Python fast screenshots and locateOnScreen

Reading time ~3 minutes

Taking screenshots with Python is easy, however, the performance often seems to be an issue, depending on the packages you started with (see per example this question )

In my previous article (/reinforcement-learning/nintendo/reinforcement-learning-nintendo-nes-tutorial/), I noted that I would be limited by the method that was looking for an element on the screen (the Game Over) as often as possible.

Getting rid of bottlenecks is a fun thing to do as a developer. For an unexplained reason, I find it particularly satisfying. Python, with its plethora of libraries introduces many of them.

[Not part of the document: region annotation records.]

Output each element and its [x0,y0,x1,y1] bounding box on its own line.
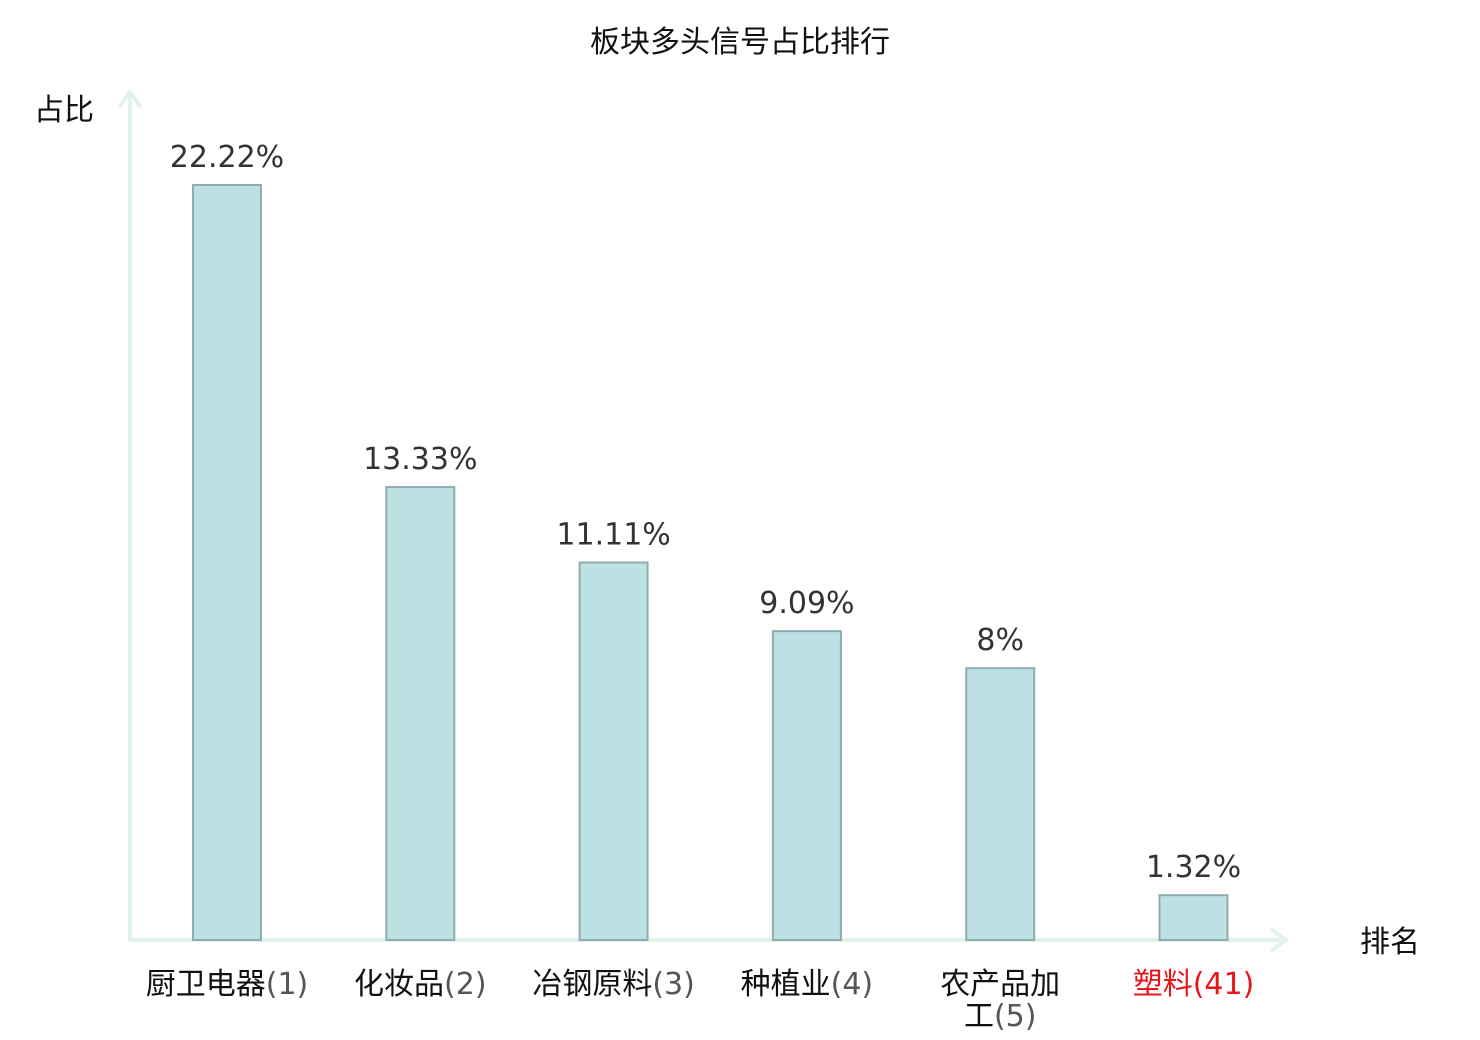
bar-5 [965,667,1036,941]
bar-3 [578,561,649,941]
value-label-3: 11.11% [556,518,670,553]
bar-6 [1158,894,1229,941]
value-label-6: 1.32% [1146,850,1241,885]
bar-1 [192,184,262,941]
value-label-4: 9.09% [759,586,854,621]
chart-title: 板块多头信号占比排行 [590,25,890,60]
category-label-2: 化妆品(2) [354,967,487,1002]
category-label-5-line-1: 农产品加 [940,967,1060,1002]
value-labels-group: 22.22% 13.33% 11.11% 9.09% 8% 1.32% [170,140,1241,885]
value-label-5: 8% [976,623,1024,658]
y-axis-label: 占比 [34,93,94,128]
value-label-2: 13.33% [363,442,477,477]
value-label-1: 22.22% [170,140,284,175]
y-axis [118,90,142,942]
category-label-4: 种植业(4) [741,967,874,1002]
category-label-1: 厨卫电器(1) [146,967,309,1002]
category-label-3: 冶钢原料(3) [532,967,695,1002]
bars-group [192,184,1229,941]
bar-4 [771,630,842,941]
category-label-5-line-2: 工(5) [964,999,1036,1034]
bar-2 [385,486,456,941]
category-label-6: 塑料(41) [1133,967,1255,1002]
x-axis-label: 排名 [1360,925,1420,960]
x-axis [128,928,1288,952]
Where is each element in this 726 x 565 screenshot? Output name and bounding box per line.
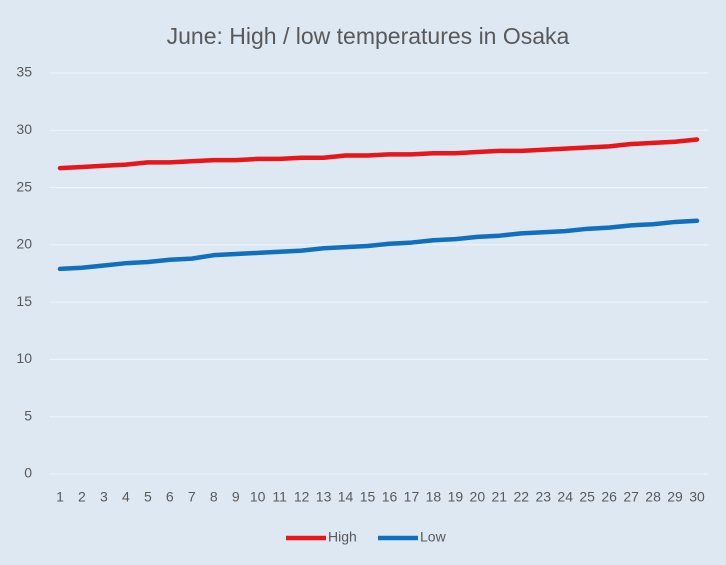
y-tick-label: 5 <box>24 407 32 423</box>
x-tick-label: 5 <box>144 489 152 505</box>
x-tick-label: 12 <box>294 489 310 505</box>
line <box>57 218 700 272</box>
x-tick-label: 22 <box>513 489 529 505</box>
x-tick-label: 1 <box>56 489 64 505</box>
x-tick-label: 11 <box>272 489 287 505</box>
y-tick-label: 25 <box>16 178 32 194</box>
x-tick-label: 4 <box>122 489 130 505</box>
y-tick-label: 30 <box>16 121 32 137</box>
line <box>57 137 700 171</box>
x-tick-label: 10 <box>250 489 266 505</box>
x-tick-label: 25 <box>579 489 595 505</box>
legend-label: High <box>328 529 357 545</box>
x-tick-label: 7 <box>188 489 196 505</box>
y-tick-label: 35 <box>16 64 32 80</box>
x-tick-label: 30 <box>689 489 705 505</box>
x-tick-label: 6 <box>166 489 174 505</box>
x-tick-label: 28 <box>645 489 661 505</box>
x-tick-label: 23 <box>535 489 551 505</box>
x-tick-label: 19 <box>448 489 464 505</box>
x-tick-label: 26 <box>601 489 617 505</box>
x-tick-label: 18 <box>426 489 442 505</box>
x-tick-label: 9 <box>232 489 240 505</box>
x-tick-label: 2 <box>78 489 86 505</box>
x-tick-label: 24 <box>557 489 573 505</box>
x-tick-label: 14 <box>338 489 354 505</box>
y-tick-label: 15 <box>16 293 32 309</box>
x-tick-label: 21 <box>492 489 508 505</box>
x-tick-label: 27 <box>623 489 639 505</box>
x-tick-label: 3 <box>100 489 108 505</box>
y-tick-label: 10 <box>16 350 32 366</box>
y-tick-label: 0 <box>24 465 32 481</box>
y-tick-label: 20 <box>16 236 32 252</box>
x-tick-label: 16 <box>382 489 398 505</box>
chart-title: June: High / low temperatures in Osaka <box>167 23 570 49</box>
x-tick-label: 15 <box>360 489 376 505</box>
x-tick-label: 29 <box>667 489 683 505</box>
x-tick-label: 13 <box>316 489 332 505</box>
legend-label: Low <box>420 529 447 545</box>
x-tick-label: 20 <box>470 489 486 505</box>
x-tick-label: 8 <box>210 489 218 505</box>
x-tick-label: 17 <box>404 489 420 505</box>
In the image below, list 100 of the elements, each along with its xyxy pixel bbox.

So it is time for a quick tour of the possible solutions.

Benchmarks

I do not want to mess up the code of my previous article so it often is a good idea, when possible, to do the benchmarks in separate files, with similar inputs.

Screenshots

In the previous article, I relied on pyautogui. I realized it was built on pyscreeze, so I also tried this library. After some browsing, I learned that PIL also proposed this feature.

I discovered it after writing this article but d3dshot claims to be the fastest way to perform screenshots in Python. I’ll keep that in mind if I face new bottlenecks in the future, but let’s stick with the first 3 packages for now.

from PIL import ImageGrab
from Xlib import display, X
import io
import numpy as np
import pyautogui as pg
import pyscreeze
import time


REGION = (0, 0, 400, 400)


def timing(f):
    def wrap(*args, **kwargs):
        time1 = time.time()
        ret = f(*args, **kwargs)
        time2 = time.time()
        print('{:s} function took {:.3f} ms'.format(
            f.__name__, (time2-time1)*1000.0))

        return ret
    return wrap


@timing
def benchmark_pyautogui():
    return pg.screenshot(region=REGION)


@timing
def benchmark_pyscreeze():
    return pyscreeze.screenshot(region=REGION)


@timing
def benchmark_pil():
    return np.array(ImageGrab.grab(bbox=REGION))


if __name__ == "__main__":

    im_pyautogui = benchmark_pyautogui()
    im_pyscreeze = benchmark_pyscreeze()
    im_pil =       benchmark_pil()

As expected, pyscreeze is slightly faster than pyautogui, but PIL beats them by a factor of 10!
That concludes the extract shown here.